5. L’infrastructure Equipex Ortolang

Internet permet un partage de ressources inconcevable autrefois, mais toute nouvelle technologie qui se généralise est en danger de fragmentation et de dispersion, et l’utilisateur peut se trouver devant un trop grand nombre de corpus et d’outils incompatibles.

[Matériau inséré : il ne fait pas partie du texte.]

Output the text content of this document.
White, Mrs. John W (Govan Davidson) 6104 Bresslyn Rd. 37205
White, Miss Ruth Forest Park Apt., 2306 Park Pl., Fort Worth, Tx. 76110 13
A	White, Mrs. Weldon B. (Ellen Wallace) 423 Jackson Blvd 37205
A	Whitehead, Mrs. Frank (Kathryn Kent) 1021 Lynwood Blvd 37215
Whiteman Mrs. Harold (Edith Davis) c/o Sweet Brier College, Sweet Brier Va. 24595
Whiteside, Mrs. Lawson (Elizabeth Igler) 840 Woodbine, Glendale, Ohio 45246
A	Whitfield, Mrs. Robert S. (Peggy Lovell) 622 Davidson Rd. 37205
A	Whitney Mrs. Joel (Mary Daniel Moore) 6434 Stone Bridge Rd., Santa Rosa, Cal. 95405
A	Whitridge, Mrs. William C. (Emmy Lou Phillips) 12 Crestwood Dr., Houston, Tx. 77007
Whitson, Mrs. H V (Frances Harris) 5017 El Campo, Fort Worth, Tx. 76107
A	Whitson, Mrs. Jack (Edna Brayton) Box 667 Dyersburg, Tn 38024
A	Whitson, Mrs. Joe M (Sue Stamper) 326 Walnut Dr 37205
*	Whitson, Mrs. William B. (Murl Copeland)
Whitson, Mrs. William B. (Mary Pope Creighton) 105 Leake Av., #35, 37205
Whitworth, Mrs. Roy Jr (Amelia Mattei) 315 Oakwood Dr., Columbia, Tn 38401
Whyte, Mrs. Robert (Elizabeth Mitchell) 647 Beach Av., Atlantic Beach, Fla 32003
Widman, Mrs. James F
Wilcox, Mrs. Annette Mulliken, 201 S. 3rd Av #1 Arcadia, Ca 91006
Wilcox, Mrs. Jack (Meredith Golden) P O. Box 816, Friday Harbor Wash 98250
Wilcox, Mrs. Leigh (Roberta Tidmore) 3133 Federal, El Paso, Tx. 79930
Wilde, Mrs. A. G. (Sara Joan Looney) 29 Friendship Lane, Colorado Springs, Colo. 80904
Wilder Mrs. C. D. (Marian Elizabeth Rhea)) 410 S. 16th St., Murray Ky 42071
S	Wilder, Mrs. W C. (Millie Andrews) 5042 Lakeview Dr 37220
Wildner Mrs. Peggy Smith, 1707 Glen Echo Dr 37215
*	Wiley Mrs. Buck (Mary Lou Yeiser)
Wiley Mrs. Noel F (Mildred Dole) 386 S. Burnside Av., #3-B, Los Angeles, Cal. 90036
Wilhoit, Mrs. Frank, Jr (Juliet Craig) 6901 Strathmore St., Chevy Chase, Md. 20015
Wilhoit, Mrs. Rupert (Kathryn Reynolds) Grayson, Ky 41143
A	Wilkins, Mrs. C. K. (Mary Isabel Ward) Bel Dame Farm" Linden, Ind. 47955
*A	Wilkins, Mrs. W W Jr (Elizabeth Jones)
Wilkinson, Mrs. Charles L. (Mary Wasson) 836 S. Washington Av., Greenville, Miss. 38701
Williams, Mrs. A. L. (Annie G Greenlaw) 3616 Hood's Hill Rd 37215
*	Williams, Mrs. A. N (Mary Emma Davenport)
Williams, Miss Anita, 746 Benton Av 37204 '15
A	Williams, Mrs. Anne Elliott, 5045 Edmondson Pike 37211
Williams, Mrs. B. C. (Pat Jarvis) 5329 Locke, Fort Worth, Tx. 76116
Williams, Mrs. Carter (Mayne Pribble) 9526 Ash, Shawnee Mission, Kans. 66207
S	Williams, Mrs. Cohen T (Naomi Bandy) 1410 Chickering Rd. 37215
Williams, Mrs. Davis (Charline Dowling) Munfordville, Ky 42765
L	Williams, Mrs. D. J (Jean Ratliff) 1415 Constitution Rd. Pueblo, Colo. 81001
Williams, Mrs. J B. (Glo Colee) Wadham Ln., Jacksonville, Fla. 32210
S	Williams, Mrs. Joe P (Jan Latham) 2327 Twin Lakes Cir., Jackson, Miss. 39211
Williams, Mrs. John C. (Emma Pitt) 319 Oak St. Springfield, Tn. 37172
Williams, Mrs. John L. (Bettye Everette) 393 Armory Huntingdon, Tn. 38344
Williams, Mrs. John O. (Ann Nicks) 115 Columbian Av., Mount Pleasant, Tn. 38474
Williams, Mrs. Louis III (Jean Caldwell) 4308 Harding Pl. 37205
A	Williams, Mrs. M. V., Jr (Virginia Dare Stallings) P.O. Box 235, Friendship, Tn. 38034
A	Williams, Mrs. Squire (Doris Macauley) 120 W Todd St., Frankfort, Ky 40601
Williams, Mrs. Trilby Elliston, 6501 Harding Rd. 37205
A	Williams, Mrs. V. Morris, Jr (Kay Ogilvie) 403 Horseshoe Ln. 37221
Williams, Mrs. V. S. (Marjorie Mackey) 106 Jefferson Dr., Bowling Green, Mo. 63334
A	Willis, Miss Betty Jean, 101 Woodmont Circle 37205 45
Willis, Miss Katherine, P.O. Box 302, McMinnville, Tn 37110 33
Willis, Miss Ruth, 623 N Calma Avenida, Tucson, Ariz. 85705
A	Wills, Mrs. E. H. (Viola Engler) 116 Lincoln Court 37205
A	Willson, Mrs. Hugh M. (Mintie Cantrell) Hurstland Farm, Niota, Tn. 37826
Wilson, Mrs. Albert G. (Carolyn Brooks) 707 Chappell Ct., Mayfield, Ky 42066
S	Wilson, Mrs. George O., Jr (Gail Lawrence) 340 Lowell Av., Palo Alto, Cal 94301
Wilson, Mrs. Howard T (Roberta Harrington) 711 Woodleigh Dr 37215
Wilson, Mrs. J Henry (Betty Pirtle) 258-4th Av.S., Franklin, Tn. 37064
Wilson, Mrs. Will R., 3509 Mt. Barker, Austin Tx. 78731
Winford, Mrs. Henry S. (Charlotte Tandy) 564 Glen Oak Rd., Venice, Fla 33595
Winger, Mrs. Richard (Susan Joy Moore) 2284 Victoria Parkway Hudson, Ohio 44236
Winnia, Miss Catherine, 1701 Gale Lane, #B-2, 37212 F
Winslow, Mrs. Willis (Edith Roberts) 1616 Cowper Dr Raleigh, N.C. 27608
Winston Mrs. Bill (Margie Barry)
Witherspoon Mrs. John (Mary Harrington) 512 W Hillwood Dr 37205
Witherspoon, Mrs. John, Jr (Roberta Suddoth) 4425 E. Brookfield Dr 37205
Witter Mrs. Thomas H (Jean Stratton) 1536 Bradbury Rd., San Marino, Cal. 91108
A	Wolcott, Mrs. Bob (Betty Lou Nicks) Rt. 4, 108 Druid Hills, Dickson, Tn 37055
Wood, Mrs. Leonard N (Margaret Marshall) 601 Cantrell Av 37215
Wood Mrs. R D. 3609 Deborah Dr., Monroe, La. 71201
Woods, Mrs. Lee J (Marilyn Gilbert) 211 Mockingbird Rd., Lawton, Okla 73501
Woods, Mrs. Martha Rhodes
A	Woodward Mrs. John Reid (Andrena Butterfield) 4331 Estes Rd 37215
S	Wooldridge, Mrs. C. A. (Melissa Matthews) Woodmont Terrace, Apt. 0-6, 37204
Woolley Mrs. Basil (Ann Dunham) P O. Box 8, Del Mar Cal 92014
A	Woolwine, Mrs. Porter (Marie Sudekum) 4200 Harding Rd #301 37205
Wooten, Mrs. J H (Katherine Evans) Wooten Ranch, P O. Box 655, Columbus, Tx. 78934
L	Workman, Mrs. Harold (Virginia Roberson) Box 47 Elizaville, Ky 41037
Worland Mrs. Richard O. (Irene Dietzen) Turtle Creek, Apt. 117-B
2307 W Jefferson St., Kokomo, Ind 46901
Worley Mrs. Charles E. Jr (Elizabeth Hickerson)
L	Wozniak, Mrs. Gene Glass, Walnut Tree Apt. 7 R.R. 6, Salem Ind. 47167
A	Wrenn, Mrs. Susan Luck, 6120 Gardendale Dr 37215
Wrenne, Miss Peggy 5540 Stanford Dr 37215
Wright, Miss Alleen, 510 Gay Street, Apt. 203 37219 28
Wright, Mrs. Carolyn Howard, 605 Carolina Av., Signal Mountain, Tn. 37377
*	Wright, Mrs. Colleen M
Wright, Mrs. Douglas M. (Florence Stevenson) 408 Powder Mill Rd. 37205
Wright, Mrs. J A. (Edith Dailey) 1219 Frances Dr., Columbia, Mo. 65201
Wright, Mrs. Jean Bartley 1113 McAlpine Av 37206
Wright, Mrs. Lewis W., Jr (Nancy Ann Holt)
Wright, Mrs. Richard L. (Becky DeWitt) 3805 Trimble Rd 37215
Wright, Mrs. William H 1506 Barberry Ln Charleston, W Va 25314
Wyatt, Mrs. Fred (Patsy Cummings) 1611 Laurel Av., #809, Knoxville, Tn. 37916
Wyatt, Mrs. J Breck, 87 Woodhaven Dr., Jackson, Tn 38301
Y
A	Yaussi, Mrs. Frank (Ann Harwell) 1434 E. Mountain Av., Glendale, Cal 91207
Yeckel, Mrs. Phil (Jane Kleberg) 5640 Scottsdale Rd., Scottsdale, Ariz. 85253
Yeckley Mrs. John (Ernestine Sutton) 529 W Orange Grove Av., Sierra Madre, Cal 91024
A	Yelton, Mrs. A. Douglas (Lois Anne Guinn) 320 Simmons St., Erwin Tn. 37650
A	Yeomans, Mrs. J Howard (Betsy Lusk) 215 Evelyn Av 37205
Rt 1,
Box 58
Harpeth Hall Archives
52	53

Dans l’article qui occupe la dernière section de ce numéro spécial sur la notion de corpus, Jean-Marie Pierrel (Université de Lorraine) présente la genèse et la mise en place d’une infrastructure d’importance, Ortolang (Open Resources and Tools for LANGuage / Outils et Ressources pour un Traitement Optimisé de la LANGue : www.ortolang.fr). L’objectif d’Ortolang est d’assurer la gestion, la mutualisation, la diffusion et la pérennisation de ressources linguistiques de type corpus, dictionnaires, lexiques et outils de traitement de la langue, avec une focalisation particulière sur le français et les langues de France. La contribution de Jean-Marie Pierrel permet aux didacticiens de passer pour ainsi dire de l’autre côté de la scène, en regardant comment de grands corpus se constituent grâce aux efforts concertés de plusieurs structures de recherche.

Ce numéro spécial de Recherches en didactique des langues et des cultures : Les Cahiers de l’Acedle est une contribution en France à un questionnement largement porté par le monde anglo-saxon et cependant peu présent en France (voir aussi Boulton & Tyne, 2014). Comme tous les numéros inspirés par les journées NeQ (Notions en questions) de l’Acedle, il contribue à l’état des lieux à un moment donné et engage à aller plus loin encore dans la réflexion, en tissant des relations entre chercheurs du domaine et avec la didactique des langues.

Références

Boulton, A. & Tyne, H. (2014). Des Documents authentiques aux corpus : démarches pour l’apprentissage des langues. Paris : Didier.

Conseil de l’Europe (2000). Un cadre européen commun de référence pour les langues : apprendre, enseigner, évaluer. Disponible en ligne. http://www.coe.int/t/dg4/linguistic/Source/Framework_FR.pdf

Gilquin, G. & Gries, S. (2009). « Corpora and experimental methods : a state of the art review ». Corpus Linguistics and Linguistic Theory, vol. 5, n° 1. pp. 1-26.

Holec, H. (1990). « Des documents authentiques, pour quoi faire ? ». Mélanges Pédagogiques, vol. 1990. pp. 65-74.

McEnery, T., Xiao, R. & Tono, Y. (2006). Corpus-based language studies : an advanced resource book. Londres : Routledge.